The developmental investment reframed
There’s one more implication worth drawing out. The brain’s developmental investment — the years of growth and experience-dependent synaptic modification that build the connectivity pattern — is doing something that has no real analog in LLM training. LLM training adjusts weights in a fixed architecture through gradient descent on a loss function. Brain development builds the architecture itself — the number and pattern of connections, the organization of regions, the myelination of pathways — through a process that’s partly genetic and partly experience-dependent, operating over years rather than the weeks or months of LLM training.

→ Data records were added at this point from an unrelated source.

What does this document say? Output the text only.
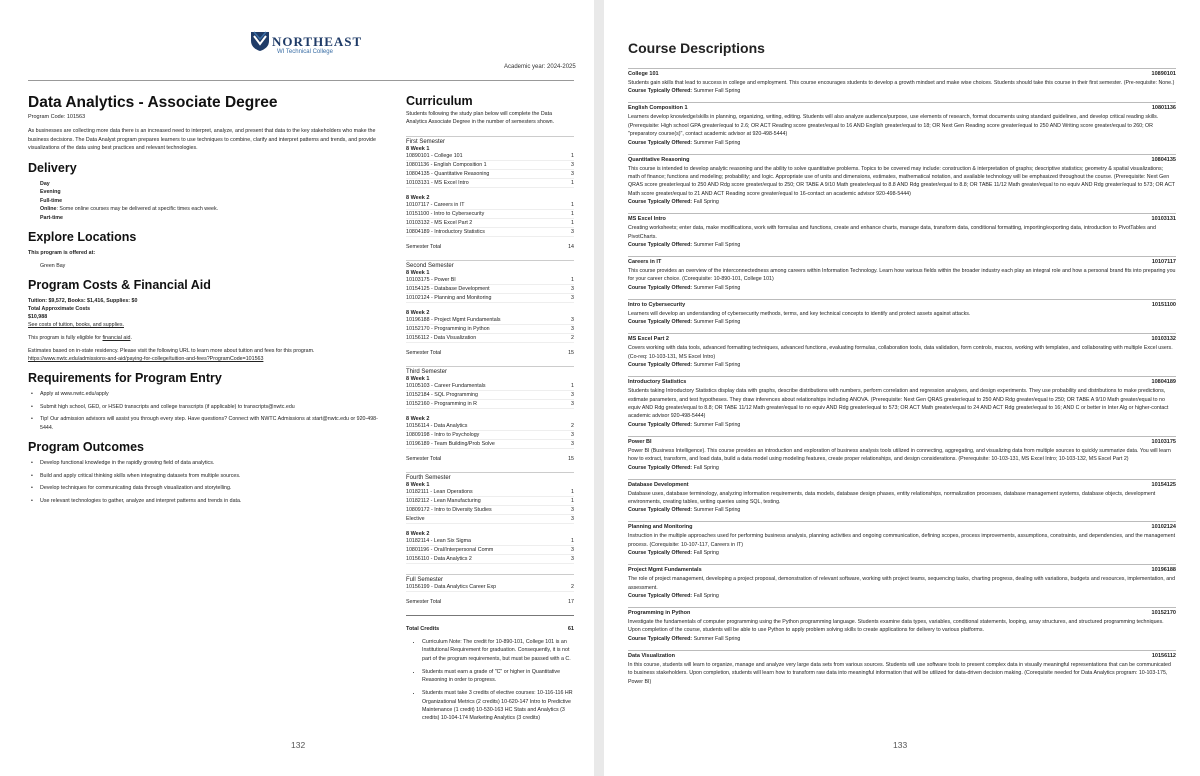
NORTHEAST
WI Technical College
Academic year: 2024-2025
Data Analytics - Associate Degree
Program Code: 101563
As businesses are collecting more data there is an increased need to interpret, analyze, and present that data to the key stakeholders who make the business decisions. The Data Analyst program prepares learners to use techniques to combine, clarify and interpret patterns and trends, and provide visualizations of the data using best practices and relevant technologies.
Delivery
Day
Evening
Full-time
Online: Some online courses may be delivered at specific times each week.
Part-time
Explore Locations
This program is offered at:
Green Bay
Program Costs & Financial Aid
Tuition: $9,572, Books: $1,416, Supplies: $0
Total Approximate Costs
$10,988
See costs of tuition, books, and supplies.
This program is fully eligible for financial aid.
Estimates based on in-state residency. Please visit the following URL to learn more about tuition and fees for this program.
https://www.nwtc.edu/admissions-and-aid/paying-for-college/tuition-and-fees?ProgramCode=101563
Requirements for Program Entry
• Apply at www.nwtc.edu/apply
• Submit high school, GED, or HSED transcripts and college transcripts (if applicable) to transcripts@nwtc.edu
• Tip! Our admission advisors will assist you through every step. Have questions? Connect with NWTC Admissions at start@nwtc.edu or 920-498-5444.
Program Outcomes
• Develop functional knowledge in the rapidly growing field of data analytics.
• Build and apply critical thinking skills when integrating datasets from multiple sources.
• Develop techniques for communicating data through visualization and storytelling.
• Use relevant technologies to gather, analyze and interpret patterns and trends in data.
Curriculum
Students following the study plan below will complete the Data Analytics Associate Degree in the number of semesters shown.
First Semester
8 Week 1
10890101 - College 101	1
10801136 - English Composition 1	3
10804135 - Quantitative Reasoning	3
10103131 - MS Excel Intro	1
8 Week 2
10107117 - Careers in IT	1
10151100 - Intro to Cybersecurity	1
10103132 - MS Excel Part 2	1
10804189 - Introductory Statistics	3
Semester Total	14
Second Semester
8 Week 1
10103175 - Power BI	1
10154125 - Database Development	3
10102124 - Planning and Monitoring	3
8 Week 2
10196188 - Project Mgmt Fundamentals	3
10152170 - Programming in Python	3
10156112 - Data Visualization	2
Semester Total	15
Third Semester
8 Week 1
10105103 - Career Fundamentals	1
10152184 - SQL Programming	3
10152160 - Programming in R	3
8 Week 2
10156114 - Data Analytics	2
10809198 - Intro to Psychology	3
10196189 - Team Building/Prob Solve	3
Semester Total	15
Fourth Semester
8 Week 1
10182111 - Lean Operations	1
10182112 - Lean Manufacturing	1
10809172 - Intro to Diversity Studies	3
Elective	3
8 Week 2
10182114 - Lean Six Sigma	1
10801196 - Oral/Interpersonal Comm	3
10156110 - Data Analytics 2	3
Full Semester
10156199 - Data Analytics Career Exp	2
Semester Total	17
Total Credits	61
• Curriculum Note: The credit for 10-890-101, College 101 is an Institutional Requirement for graduation. Consequently, it is not part of the program requirements, but must be passed with a C.
• Students must earn a grade of "C" or higher in Quantitative Reasoning in order to progress.
• Students must take 3 credits of elective courses: 10-116-116 HR Organizational Metrics (2 credits) 10-620-147 Intro to Predictive Maintenance (1 credit) 10-530-163 HC Stats and Analytics (3 credits) 10-104-174 Marketing Analytics (3 credits)
132
Course Descriptions
College 101	10890101
Students gain skills that lead to success in college and employment. This course encourages students to develop a growth mindset and make wise choices. Students should take this course in their first semester. (Pre-requisite: None.)
Course Typically Offered: Summer Fall Spring
English Composition 1	10801136
Learners develop knowledge/skills in planning, organizing, writing, editing. Students will also analyze audience/purpose, use elements of research, format documents using standard guidelines, and develop critical reading skills. (Prerequisite: High school GPA greater/equal to 2.6; OR ACT Reading score greater/equal to 16 AND English greater/equal to 18; OR Next Gen Reading score greater/equal to 250 AND Writing score greater/equal to 260; OR "preparatory course(s)", contact academic advisor at 920-498-5444)
Course Typically Offered: Summer Fall Spring
Quantitative Reasoning	10804135
This course is intended to develop analytic reasoning and the ability to solve quantitative problems. Topics to be covered may include: construction & interpretation of graphs; descriptive statistics; geometry & spatial visualizations; math of finance; functions and modeling; probability; and logic. Appropriate use of units and dimensions, estimates, mathematical notation, and available technology will be emphasized throughout the course. (Prerequisite: Next Gen QRAS score greater/equal to 250 AND Rdg score greater/equal to 250; OR TABE A 9/10 Math greater/equal to 8.8 AND Rdg greater/equal to 8.8; OR TABE 11/12 Math greater/equal to no equiv AND Rdg greater/equal to 573; OR ACT Math score greater/equal to 21 AND ACT Reading score greater/equal to 16-contact an academic advisor 920-498-5444)
Course Typically Offered: Fall Spring
MS Excel Intro	10103131
Creating worksheets; enter data, make modifications, work with formulas and functions, create and enhance charts, manage data, transform data, conditional formatting, importing/exporting data, introduction to PivotTables and PivotCharts.
Course Typically Offered: Summer Fall Spring
Careers in IT	10107117
This course provides an overview of the interconnectedness among careers within Information Technology. Learn how various fields within the broader industry each play an integral role and how a personal brand fits into preparing you for your career choice. (Corequisite: 10-890-101, College 101)
Course Typically Offered: Summer Fall Spring
Intro to Cybersecurity	10151100
Learners will develop an understanding of cybersecurity methods, terms, and key technical concepts to identify and protect assets against attacks.
Course Typically Offered: Summer Fall Spring
MS Excel Part 2	10103132
Covers working with data tools, advanced formatting techniques, advanced functions, evaluating formulas, collaboration tools, data validation, form controls, macros, working with templates, and collaborating with multiple Excel users. (Co-req: 10-103-131, MS Excel Intro)
Course Typically Offered: Summer Fall Spring
Introductory Statistics	10804189
Students taking Introductory Statistics display data with graphs, describe distributions with numbers, perform correlation and regression analyses, and design experiments. They use probability and distributions to make predictions, estimate parameters, and test hypotheses. They draw inferences about relationships including ANOVA. (Prerequisite: Next Gen QRAS greater/equal to 250 AND Rdg greater/equal to 250; OR TABE A 9/10 Math greater/equal to no equiv AND Rdg greater/equal to 8.8; OR TABE 11/12 Math greater/equal to no equiv AND Rdg greater/equal to 573; OR ACT Math greater/equal to 24 AND ACT Rdg greater/equal to 16; AND C or better in Inter Alg or higher-contact academic advisor 920-498-5444)
Course Typically Offered: Summer Fall Spring
Power BI	10103175
Power BI (Business Intelligence). This course provides an introduction and exploration of business analysis tools utilized in connecting, aggregating, and visualizing data from multiple sources to quickly summarize data. You will learn how to extract, transform, and load data, build a data model using modeling features, create proper relationships, and design considerations. (Prerequisite: 10-103-131, MS Excel Intro; 10-103-132, MS Excel Part 2)
Course Typically Offered: Fall Spring
Database Development	10154125
Database uses, database terminology, analyzing information requirements, data models, database design phases, entity relationships, normalization processes, database management systems, database objects, development environments, creating tables, writing queries using SQL, testing.
Course Typically Offered: Summer Fall Spring
Planning and Monitoring	10102124
Instruction in the multiple approaches used for performing business analysis, planning activities and ongoing communication, defining scopes, process improvements, assumptions, constraints, and dependencies, and the management process. (Corequisite: 10-107-117, Careers in IT)
Course Typically Offered: Fall Spring
Project Mgmt Fundamentals	10196188
The role of project management, developing a project proposal, demonstration of relevant software, working with project teams, sequencing tasks, charting progress, dealing with variations, budgets and resources, implementation, and assessment.
Course Typically Offered: Fall Spring
Programming in Python	10152170
Investigate the fundamentals of computer programming using the Python programming language. Students examine data types, variables, conditional statements, looping, array structures, and structured programming techniques. Upon completion of the course, students will be able to use Python to apply problem solving skills to create applications for delivery to various platforms.
Course Typically Offered: Summer Fall Spring
Data Visualization	10156112
In this course, students will learn to organize, manage and analyze very large data sets from various sources. Students will use software tools to present complex data in visually meaningful representations that can be communicated to business stakeholders. Upon completion, students will learn how to transform raw data into meaningful information that will be utilized for data-driven decision making. (Corequisite needed for Data Analytics program: 10-103-175, Power BI)
133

The connectivity pattern that results from this developmental process is the physical instantiation of the knowledge the brain has acquired — not as a list of facts encoded in weight values, but as a structural organization of the tissue itself that reflects the statistical regularities of the organism’s experience. The synaptic weights are the fine-grained adjustments on top of this structural organization. The structure is the coarse-grained, high-capacity, energy-efficient memory. The weights are the rapidly modifiable, experience-sensitive, computationally expensive layer on top.
LLMs have only the weights — the fine-grained adjustable layer — running on hardware that provides no structural memory at all. Everything has to be stored in the weights because there’s no structural analog of the brain’s connectivity pattern. This means the weights have to carry an enormous representational burden that in the brain is shared between structural organization and synaptic weight adjustment. Which is another source of the energy inefficiency — the weights are doing double duty, encoding both the structural regularities that brain connectivity handles efficiently and the fine-grained knowledge that synaptic weights handle in the brain.

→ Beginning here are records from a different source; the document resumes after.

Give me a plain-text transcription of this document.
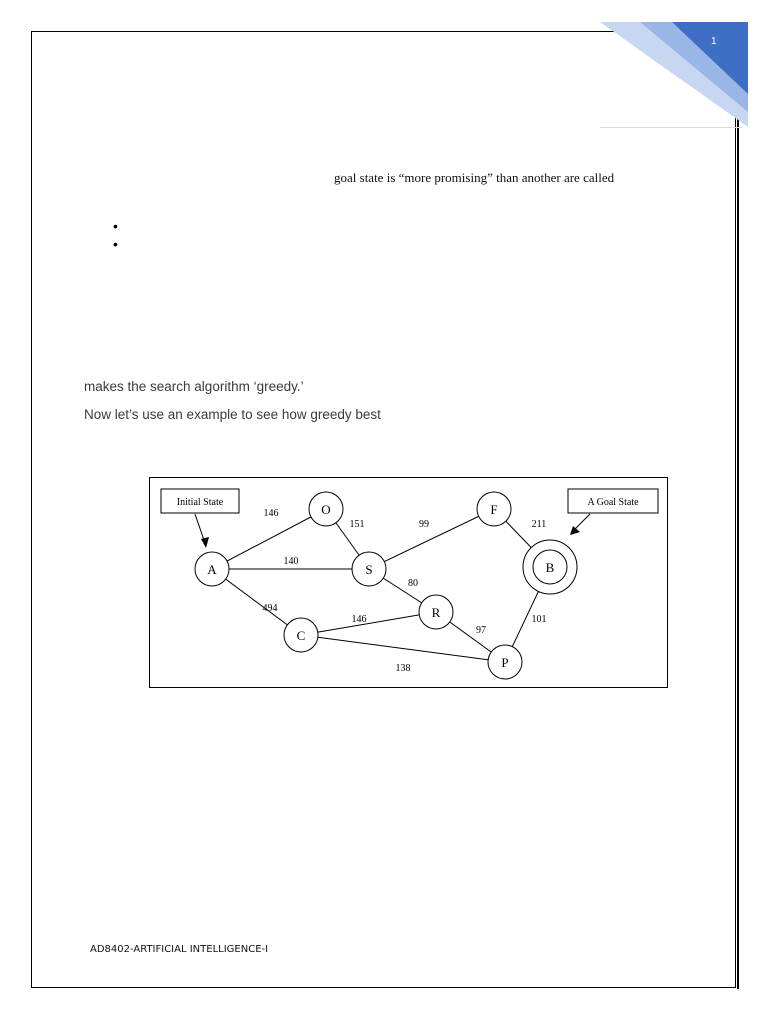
1
goal state is “more promising” than another are called
•
•
makes the search algorithm ‘greedy.’
Now let’s use an example to see how greedy best
146
151
140
99	211
80
494
146
97
101
138
A
O
S
F
B
R
C
P
Initial State	A Goal State
AD8402-ARTIFICIAL INTELLIGENCE-I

The doppelganger, once again, would need both levels — the structural organization built through embodied development and the fine-grained adjustable layer built through experience within that structure. Current LLMs have only the second, running on hardware that provides neither. The energy gap is the physical signature of everything that’s missing.
Continuous learning
Furthermore the brain is capable of continuous learning, while LLMs are not. In order to incorporate new material LLMs must be retrained from scratch, again requiring enormous investment in energy.
Yes, and this identifies another fundamental asymmetry that goes deeper than just energy efficiency — it points to a difference in the temporal structure of learning itself.